Dr. Nathan disagrees. Though he accepts that inhaled insulin can be more convenient, he worries that the convenience comes at the price of decreased effectiveness. He compares inhaled insulin to the clinical experience of the 1930s, when twice-a-day injections of intermediate-acting insulin was convenient but was less effective in replicating the natural production of insulin and therefore resulted in diminished control. He says that clinical trials have not shown that inhaled insulin is as effective in normalizing glucose levels as injected insulin. In trials, inhaled insulin never achieved average A1c levels as low as those achieved in the Diabetes Control and Complications Trial, which showed the importance of intensive therapy. It’s possible, Dr. Nathan writes, that inhaled insulin does not absorb as well into the body. For the effect of giving five to ten units of insulin by injection, a patient would have to dose 50 to 100 units – ten times the amount of what is actually required. Moreover, Dr. Nathan says that inhaled insulin is a “distraction” for type 2 patients – they generally need basal insulin combined with oral agents, not short-acting insulin like inhaled. He agrees that it is an alternative for type 2 patients who are terrified of needles, but considers this a small group.

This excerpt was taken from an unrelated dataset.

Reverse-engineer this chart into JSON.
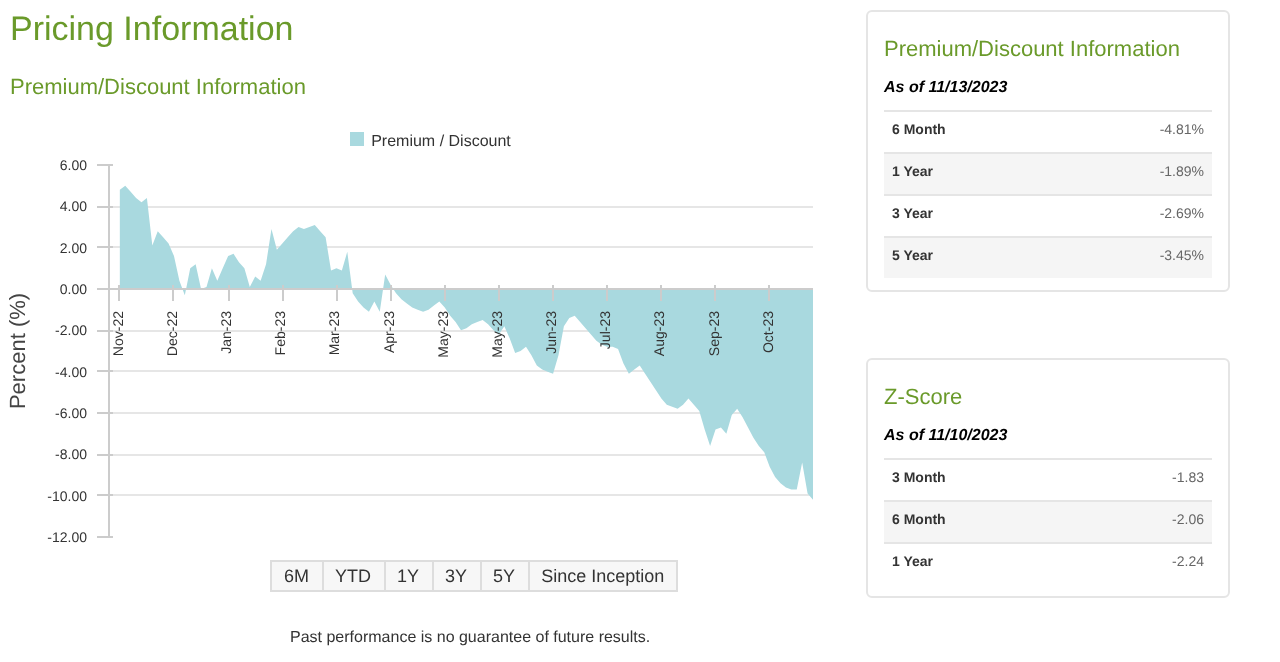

Bottom line: Both doctors make valid points. Ideally, patients and providers would overcome the barriers associated with multiple daily insulin, but in reality, compliance is a major barrier to success and anything that can improve compliance may improve outcomes. Injected insulin may remain the gold standard for patients who are capable of complying with the demands of multiple daily injections. But as inhaled insulin technology continues to improve in convenience and dosing, we think that many patients who are currently failing to reach their targets could benefit from this drug.

Cefalu WT. “Point: Pulmonary Inhalation of Insulin: Another ‘Brick in the Wall.’” Diabetes Care. February 2007. 30(2):439-441.

Nathan DM. “Counterpoint: No Time to Inhale: Arguments Against Inhaled Insulin in 2007.’” Diabetes Care. February 2007. 30(2):442-443.